The universe is abuzz with activity generated by gravitational waves that ripple through the fabric of space-time, generated by binary mergers either between two black holes or two neutron stars.
Researchers have zoomed in on a signal from potentially the largest black hole merger detected in gravitational waves.
The findings, reported by an international LIGO and Virgo Collaboration of scientists, including researchers from the Institute for Gravitational Wave Astronomy at the University of Birmingham, were reported in Physical Review Letters and The Astrophysical Journal Letters.
The report states that the signal, designated GW190521, was observed on 21 May 2019 with the help of two instruments: the US National Science Foundation’s Laser Interferometer Gravitational-wave Observatory (LIGO), a pair of identical, 4-kilometer-long interferometers; and Virgo, a 3-kilometer-long detector in Italy.
The result of the merger marks the first distinct detection of an “intermediate-mass” black hole, with the brief signal lasting less than one-tenth of a second.
Researchers believe it was generated by a source that is approximately 5 gigaparsecs away, when the universe was about half its current age.
If that is correct, this signal makes it the most distant gravitational-wave source detected so far.
Resorting to computational and modeling tools, the team of scientists think that GW190521 was generated by a binary black hole merger, believed to be the most massive yet, involving two black holes with masses about 85 and 65 times the mass of the sun.
The result of the merger created an even more massive black hole, of about 142 solar masses.
The subsequently released energy, equivalent to about eight solar masses, took the form of gravitational waves, spreading across the universe.
“This doesn’t look much like a chirp, which is what we typically detect,” said a member of the Virgo team Nelson Christensen, a researcher at the French National Centre for Scientific Research (CNRS).
The scientist compared the signal to LIGO’s first detection of gravitational waves in 2015.

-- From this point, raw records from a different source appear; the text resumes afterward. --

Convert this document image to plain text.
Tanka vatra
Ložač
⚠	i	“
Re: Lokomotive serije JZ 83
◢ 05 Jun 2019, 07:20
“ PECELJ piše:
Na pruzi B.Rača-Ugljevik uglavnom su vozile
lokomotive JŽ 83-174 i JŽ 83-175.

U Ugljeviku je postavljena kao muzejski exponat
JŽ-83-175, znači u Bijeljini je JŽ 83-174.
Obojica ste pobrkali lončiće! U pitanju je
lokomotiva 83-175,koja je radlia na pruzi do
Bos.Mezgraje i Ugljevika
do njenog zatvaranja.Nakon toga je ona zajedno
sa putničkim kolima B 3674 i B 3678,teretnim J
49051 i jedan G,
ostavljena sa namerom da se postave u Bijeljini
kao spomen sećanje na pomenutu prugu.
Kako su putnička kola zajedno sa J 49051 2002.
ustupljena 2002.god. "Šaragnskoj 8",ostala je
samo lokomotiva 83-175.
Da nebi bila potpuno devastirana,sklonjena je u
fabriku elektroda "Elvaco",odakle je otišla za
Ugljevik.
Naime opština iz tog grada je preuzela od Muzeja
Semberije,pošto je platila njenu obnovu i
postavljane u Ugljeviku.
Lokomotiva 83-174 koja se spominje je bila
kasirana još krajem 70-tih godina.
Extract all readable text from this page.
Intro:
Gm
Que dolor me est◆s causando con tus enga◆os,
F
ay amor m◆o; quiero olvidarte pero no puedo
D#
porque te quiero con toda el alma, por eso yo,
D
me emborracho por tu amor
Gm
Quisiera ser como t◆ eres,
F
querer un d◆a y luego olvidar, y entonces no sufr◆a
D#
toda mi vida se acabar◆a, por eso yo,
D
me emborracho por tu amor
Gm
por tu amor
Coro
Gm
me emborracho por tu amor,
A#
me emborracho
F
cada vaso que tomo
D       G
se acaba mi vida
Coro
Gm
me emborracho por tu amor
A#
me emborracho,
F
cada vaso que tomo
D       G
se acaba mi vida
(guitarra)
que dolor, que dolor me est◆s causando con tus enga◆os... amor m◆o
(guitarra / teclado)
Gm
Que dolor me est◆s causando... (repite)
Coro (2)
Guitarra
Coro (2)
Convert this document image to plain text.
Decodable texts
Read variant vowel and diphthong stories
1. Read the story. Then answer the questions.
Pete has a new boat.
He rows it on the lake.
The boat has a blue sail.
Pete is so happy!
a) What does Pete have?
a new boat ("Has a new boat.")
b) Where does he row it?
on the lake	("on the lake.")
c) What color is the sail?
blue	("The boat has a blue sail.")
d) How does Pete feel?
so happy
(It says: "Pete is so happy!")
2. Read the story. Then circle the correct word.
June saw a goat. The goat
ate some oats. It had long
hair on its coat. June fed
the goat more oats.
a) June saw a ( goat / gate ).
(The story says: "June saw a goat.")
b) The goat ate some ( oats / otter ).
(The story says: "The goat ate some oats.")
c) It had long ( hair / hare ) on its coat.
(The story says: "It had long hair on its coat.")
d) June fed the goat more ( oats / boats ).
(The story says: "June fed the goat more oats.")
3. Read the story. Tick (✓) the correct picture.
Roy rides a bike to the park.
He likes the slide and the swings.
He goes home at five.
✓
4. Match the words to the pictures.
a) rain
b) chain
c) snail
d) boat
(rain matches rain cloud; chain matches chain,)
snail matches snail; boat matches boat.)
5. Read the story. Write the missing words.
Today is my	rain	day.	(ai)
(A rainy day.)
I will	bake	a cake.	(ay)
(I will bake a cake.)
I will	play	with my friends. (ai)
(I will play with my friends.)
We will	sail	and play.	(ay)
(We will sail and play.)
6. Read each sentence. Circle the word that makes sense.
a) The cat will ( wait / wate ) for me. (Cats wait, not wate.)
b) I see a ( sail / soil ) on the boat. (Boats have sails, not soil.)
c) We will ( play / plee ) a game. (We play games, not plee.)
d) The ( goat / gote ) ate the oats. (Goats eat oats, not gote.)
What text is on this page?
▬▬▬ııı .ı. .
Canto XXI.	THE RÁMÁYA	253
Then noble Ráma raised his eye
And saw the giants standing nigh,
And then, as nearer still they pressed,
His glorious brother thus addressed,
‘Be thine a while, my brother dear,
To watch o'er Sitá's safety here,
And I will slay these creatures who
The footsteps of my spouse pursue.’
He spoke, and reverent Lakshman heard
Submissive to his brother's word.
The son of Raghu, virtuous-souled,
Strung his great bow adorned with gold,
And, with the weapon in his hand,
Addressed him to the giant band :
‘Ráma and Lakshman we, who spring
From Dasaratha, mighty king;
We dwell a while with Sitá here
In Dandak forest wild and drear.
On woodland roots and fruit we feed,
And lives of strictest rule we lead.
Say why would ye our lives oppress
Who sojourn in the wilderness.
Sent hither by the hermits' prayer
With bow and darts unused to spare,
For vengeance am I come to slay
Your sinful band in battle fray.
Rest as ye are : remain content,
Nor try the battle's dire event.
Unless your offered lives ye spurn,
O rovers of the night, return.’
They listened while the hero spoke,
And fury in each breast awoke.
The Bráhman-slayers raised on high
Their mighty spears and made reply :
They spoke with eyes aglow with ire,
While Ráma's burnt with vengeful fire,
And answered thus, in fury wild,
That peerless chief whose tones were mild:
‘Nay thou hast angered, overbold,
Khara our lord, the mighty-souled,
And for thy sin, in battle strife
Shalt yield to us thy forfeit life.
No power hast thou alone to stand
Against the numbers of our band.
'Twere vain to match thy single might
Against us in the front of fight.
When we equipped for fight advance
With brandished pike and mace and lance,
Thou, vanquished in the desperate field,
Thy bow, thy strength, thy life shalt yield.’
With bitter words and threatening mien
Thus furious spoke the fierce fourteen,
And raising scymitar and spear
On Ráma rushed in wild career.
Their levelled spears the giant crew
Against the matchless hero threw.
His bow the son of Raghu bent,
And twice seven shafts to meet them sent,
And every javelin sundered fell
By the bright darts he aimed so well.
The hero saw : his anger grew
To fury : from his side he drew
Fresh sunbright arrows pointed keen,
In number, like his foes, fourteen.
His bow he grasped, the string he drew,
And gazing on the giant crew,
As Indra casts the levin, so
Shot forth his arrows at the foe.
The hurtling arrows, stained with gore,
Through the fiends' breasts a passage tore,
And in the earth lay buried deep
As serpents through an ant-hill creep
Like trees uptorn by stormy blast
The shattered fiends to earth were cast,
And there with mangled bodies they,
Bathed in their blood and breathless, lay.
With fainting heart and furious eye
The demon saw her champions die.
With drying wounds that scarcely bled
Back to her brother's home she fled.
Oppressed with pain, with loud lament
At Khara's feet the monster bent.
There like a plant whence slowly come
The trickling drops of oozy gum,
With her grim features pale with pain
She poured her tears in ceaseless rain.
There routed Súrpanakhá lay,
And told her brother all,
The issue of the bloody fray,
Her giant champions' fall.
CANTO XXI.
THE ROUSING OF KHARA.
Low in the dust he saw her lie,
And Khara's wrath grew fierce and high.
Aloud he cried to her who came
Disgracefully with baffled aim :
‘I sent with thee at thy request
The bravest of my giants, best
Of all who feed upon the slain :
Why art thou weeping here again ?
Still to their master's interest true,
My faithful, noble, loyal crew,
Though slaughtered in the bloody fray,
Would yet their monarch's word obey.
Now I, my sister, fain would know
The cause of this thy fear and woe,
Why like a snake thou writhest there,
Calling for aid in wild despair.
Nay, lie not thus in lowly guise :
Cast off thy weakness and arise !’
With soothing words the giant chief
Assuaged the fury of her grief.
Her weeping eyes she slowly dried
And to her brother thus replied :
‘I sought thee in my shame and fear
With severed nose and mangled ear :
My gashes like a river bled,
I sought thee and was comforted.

“This is more like something that goes ‘bang,’ and it’s the most massive signal LIGO and Virgo have seen,” he was quoted as saying.
All the black holes observed before this detected signal were either stellar-mass black holes, or supermassive black holes.
What makes the GW190521 intriguing is that its final 142-solar-mass black hole is the first of its kind – an intermediate mass range between stellar-mass and supermassive black hole.
The ‘Wobbling’ Black Holes
The LIGO-Virgo team also discovered that if their assumptions were correct, and the signal was produced by the merger of two black holes, their spin axis was “misaligned” – not parallel to the orbital angular momentum.
“In this unusual merger, we see the first hint that black holes may be tumbling in space. Future observations will certainly shed more light on this phenomenon”, said Dr Patricia Schmidt, lecturer at the Institute for Gravitational Wave Astronomy.
Speaking of the astrophysical implications of the findings, Pedro Marronetti, program director for gravitational physics at the National Science Foundation, said:
“LIGO once again surprises us not just with the detection of black holes in sizes that are difficult to explain, but doing it using techniques that were not designed specifically for stellar mergers… This … showcases the instrument’s ability to detect signals from completely unforeseen astrophysical events.”